An indefinable something swept across his busily-planning mind, like a breath of May through a slum. Even before he raised his eyes eagerly to the door, he knew that Desirée Shevlin had come into the room. Slender, dainty, infinitely pretty, in her soft white dress, the sight of her struck athwart Caleb’s senses; scattering to the winds every thought but delight at seeing her,—pride in the way she bore herself among the people in whose presence he felt so ill at ease.

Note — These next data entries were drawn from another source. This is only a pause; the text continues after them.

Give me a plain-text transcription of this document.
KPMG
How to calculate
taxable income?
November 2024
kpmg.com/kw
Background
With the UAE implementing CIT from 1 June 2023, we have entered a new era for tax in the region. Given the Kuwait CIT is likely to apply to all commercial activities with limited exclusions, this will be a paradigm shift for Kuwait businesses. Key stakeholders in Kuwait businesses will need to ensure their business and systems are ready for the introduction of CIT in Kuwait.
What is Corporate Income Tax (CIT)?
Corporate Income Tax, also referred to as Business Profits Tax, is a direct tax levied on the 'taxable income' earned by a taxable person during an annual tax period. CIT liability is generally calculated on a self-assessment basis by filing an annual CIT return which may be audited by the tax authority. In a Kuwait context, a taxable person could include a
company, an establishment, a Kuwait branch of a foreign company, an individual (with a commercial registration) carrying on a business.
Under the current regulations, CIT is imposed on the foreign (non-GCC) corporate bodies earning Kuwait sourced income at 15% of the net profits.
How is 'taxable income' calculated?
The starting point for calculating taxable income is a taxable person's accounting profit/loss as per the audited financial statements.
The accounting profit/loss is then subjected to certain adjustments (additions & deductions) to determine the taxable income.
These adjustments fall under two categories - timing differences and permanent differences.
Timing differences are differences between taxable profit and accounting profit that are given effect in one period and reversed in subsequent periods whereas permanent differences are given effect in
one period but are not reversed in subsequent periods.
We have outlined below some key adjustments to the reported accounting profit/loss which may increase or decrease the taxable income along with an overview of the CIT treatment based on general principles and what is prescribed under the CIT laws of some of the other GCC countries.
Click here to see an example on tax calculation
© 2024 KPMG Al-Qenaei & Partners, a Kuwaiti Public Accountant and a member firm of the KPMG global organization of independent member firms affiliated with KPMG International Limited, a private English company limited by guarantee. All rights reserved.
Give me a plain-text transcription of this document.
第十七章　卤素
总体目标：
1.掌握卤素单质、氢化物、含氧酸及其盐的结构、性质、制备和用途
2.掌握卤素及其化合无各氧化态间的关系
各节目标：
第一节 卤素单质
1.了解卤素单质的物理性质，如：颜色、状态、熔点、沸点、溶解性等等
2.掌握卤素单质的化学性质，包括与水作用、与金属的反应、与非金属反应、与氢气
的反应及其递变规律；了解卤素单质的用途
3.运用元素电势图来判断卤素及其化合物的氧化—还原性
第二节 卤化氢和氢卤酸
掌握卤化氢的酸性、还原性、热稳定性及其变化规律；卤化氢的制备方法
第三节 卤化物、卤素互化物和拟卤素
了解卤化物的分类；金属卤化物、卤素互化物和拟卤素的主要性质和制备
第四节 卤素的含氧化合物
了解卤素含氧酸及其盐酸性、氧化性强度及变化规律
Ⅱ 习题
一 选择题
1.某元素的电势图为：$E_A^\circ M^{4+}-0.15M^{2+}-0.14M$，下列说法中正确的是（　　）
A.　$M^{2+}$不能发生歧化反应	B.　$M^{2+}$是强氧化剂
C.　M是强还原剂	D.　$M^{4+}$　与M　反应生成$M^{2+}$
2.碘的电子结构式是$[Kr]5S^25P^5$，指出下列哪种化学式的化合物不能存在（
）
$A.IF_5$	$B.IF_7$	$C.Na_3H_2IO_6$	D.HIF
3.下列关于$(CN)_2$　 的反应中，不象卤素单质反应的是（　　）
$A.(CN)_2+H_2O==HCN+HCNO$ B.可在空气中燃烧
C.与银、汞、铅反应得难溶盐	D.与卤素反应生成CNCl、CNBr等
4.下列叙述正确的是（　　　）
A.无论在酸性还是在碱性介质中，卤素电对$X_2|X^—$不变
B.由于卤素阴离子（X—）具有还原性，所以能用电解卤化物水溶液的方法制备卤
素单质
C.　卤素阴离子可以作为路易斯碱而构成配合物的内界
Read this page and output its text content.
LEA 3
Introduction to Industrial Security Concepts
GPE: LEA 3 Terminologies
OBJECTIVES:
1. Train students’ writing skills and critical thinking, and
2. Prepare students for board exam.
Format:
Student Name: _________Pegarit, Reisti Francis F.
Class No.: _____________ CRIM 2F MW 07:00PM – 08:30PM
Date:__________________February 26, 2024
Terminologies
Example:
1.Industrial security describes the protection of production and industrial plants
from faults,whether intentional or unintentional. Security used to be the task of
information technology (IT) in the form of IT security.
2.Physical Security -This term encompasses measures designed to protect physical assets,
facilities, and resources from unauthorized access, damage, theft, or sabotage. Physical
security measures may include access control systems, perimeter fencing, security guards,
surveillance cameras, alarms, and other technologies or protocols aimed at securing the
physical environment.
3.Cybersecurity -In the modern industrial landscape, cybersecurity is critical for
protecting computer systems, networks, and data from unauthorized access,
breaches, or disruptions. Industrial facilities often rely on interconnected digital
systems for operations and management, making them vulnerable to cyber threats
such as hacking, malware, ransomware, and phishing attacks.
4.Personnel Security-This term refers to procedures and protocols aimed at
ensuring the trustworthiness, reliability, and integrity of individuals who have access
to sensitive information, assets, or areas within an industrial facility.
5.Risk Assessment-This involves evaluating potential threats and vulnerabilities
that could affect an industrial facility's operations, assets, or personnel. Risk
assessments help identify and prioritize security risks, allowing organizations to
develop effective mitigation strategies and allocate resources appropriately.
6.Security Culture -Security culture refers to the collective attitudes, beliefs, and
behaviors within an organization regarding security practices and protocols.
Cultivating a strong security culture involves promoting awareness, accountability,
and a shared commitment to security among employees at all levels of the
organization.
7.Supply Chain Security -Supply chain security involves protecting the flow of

And she had seen him. Seen him and noted his discomfiture, his aloneness; even while she was responding to her hosts’ welcome. As soon as she could leave Mrs. Hawarden’s side, she moved toward him. As he advanced to meet her, the labored grin of festivity wherewith Caleb had sought to wreathe his features for her benefit, gave way to a glow of boyish pleasure.

“Gee, but you’re dandy to look at in those clo’es, Dey!” he exclaimed. “There ain’t a one in the room who’s a patch on you.”

She smiled up at him in frank joy at the compliment. Then, looking more keenly into his face, she murmured, her pretty brows knit:

“You poor, poor boy! You’ve been having a horrid, hagorous time! What have they been doing to you?”